Nine months after Mississippi is blown off the map by an explosion at a uranium processing plant, American hospitals and medicos become creepingly aware that people have just stopped having babies. From the headquarters of the New York Daily World the special events editor checks the report that the calamity is world wide. Moscow cuts itself off from the world; there are riots in Paris and a wave of vice in Rome; London pleads with its populace to remain calm while a Royal Commission continues its investigation. And while the world sits on the brink of disaster, Mr. Adam, of Tarrytown, N. Y., gives birth to a normal baby girl and Mr. Adam goes to Washington as the greatest hero since Lindbergh. Such is the new moved by journalist Frank, who deftly beams a spotlight on the tightrope that the ordinary Joe and wife must tread during an atomic age.
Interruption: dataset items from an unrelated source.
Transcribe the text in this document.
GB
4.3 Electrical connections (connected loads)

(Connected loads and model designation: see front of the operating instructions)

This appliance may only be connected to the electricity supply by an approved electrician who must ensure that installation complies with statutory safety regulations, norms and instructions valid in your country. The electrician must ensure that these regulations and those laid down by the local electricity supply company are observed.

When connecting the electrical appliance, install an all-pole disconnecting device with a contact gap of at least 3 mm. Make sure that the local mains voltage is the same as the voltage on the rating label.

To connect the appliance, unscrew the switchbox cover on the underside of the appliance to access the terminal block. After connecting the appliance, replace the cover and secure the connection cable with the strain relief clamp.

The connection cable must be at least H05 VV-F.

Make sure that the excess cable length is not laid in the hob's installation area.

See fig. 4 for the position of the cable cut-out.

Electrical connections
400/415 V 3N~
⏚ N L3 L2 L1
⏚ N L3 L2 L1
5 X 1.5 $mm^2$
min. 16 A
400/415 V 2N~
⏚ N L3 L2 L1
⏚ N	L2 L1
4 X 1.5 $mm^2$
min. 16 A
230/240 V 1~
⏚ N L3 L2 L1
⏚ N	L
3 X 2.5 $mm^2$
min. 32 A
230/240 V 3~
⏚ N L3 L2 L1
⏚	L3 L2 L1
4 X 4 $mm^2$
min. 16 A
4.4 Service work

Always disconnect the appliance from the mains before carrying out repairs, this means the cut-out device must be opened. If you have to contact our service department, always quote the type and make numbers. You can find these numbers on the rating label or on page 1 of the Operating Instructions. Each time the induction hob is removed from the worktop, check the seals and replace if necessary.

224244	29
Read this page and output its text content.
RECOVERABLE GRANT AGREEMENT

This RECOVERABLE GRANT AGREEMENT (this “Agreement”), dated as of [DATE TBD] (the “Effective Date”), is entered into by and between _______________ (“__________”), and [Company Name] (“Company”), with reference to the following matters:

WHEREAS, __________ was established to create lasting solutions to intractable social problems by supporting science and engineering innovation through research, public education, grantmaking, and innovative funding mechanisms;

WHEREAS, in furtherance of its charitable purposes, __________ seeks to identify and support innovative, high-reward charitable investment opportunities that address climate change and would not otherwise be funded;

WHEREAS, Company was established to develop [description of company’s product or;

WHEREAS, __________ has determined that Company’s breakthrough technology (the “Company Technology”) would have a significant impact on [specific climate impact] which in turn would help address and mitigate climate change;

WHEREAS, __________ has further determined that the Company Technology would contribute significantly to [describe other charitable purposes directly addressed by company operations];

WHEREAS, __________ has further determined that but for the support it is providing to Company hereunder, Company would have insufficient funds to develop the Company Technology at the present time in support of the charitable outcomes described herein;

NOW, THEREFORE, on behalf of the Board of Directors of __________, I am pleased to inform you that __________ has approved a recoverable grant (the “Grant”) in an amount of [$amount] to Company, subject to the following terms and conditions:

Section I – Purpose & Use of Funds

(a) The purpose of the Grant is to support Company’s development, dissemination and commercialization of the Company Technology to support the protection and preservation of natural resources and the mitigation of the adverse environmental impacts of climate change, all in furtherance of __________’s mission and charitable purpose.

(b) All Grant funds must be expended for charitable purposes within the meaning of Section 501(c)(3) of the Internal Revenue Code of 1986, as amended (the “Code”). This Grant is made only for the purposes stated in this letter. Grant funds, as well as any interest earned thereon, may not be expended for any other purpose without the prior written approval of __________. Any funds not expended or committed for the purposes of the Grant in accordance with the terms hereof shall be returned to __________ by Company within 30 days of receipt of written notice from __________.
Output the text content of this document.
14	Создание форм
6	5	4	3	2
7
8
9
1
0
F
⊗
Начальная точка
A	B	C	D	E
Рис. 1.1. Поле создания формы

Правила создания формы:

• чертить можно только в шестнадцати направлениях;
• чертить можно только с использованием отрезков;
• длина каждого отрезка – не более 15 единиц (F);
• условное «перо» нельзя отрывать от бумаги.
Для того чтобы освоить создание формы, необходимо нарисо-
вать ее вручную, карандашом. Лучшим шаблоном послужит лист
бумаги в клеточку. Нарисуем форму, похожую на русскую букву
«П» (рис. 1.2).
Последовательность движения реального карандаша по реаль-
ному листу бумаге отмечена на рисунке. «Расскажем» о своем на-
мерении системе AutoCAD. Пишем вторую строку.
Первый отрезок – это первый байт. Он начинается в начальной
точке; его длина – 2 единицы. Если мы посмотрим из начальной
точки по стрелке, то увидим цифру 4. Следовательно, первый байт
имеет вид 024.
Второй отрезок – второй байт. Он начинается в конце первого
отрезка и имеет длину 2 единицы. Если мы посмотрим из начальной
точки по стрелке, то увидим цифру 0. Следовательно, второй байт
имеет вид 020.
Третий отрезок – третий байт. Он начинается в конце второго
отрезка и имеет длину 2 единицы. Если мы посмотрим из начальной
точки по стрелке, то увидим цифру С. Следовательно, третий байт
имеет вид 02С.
In Washington, Adam is made the darling of the N.R.P. (National Re-fertilization Project), while the N.R.C. (the scientists) demands that Adam be submitted to further tests to find out why the loss of Mississippi turned out so badly. While Colonel Phelps-Smythe, who is bucking for a star, takes over security arrangements, the bureaucrats take up the bit and proceed to run organizationally amuck, turning the hope of humanity into the greatest show since N.R.A. went out. Adam is torn between policy meetings screen tests (Hollywood foresees a race of gawky, Adam-like red-heads) and experimental sessions with an adventuress, The Frame, who would give future generations that Vassar look. The villainess of the piece, female Senator Faye Sumner Knott, (sic) has predatory eyes slanted toward Adam, but partisan politics interfere. The first Adam is not to be Republican. In desperation, the U.S. turns to A.I. (artificial insemination), lest the Russians exploit two normal Mongolians newly discovered in Tashkent and outstrip the American effort.

What happens is funny, relevant and packed with real insight into the Washington circus. Pat Frank knows his bureaucrats and readers are beginning to have fears about this atomic business. Combine the two and you have several hours of pleasant, if feather-light reading.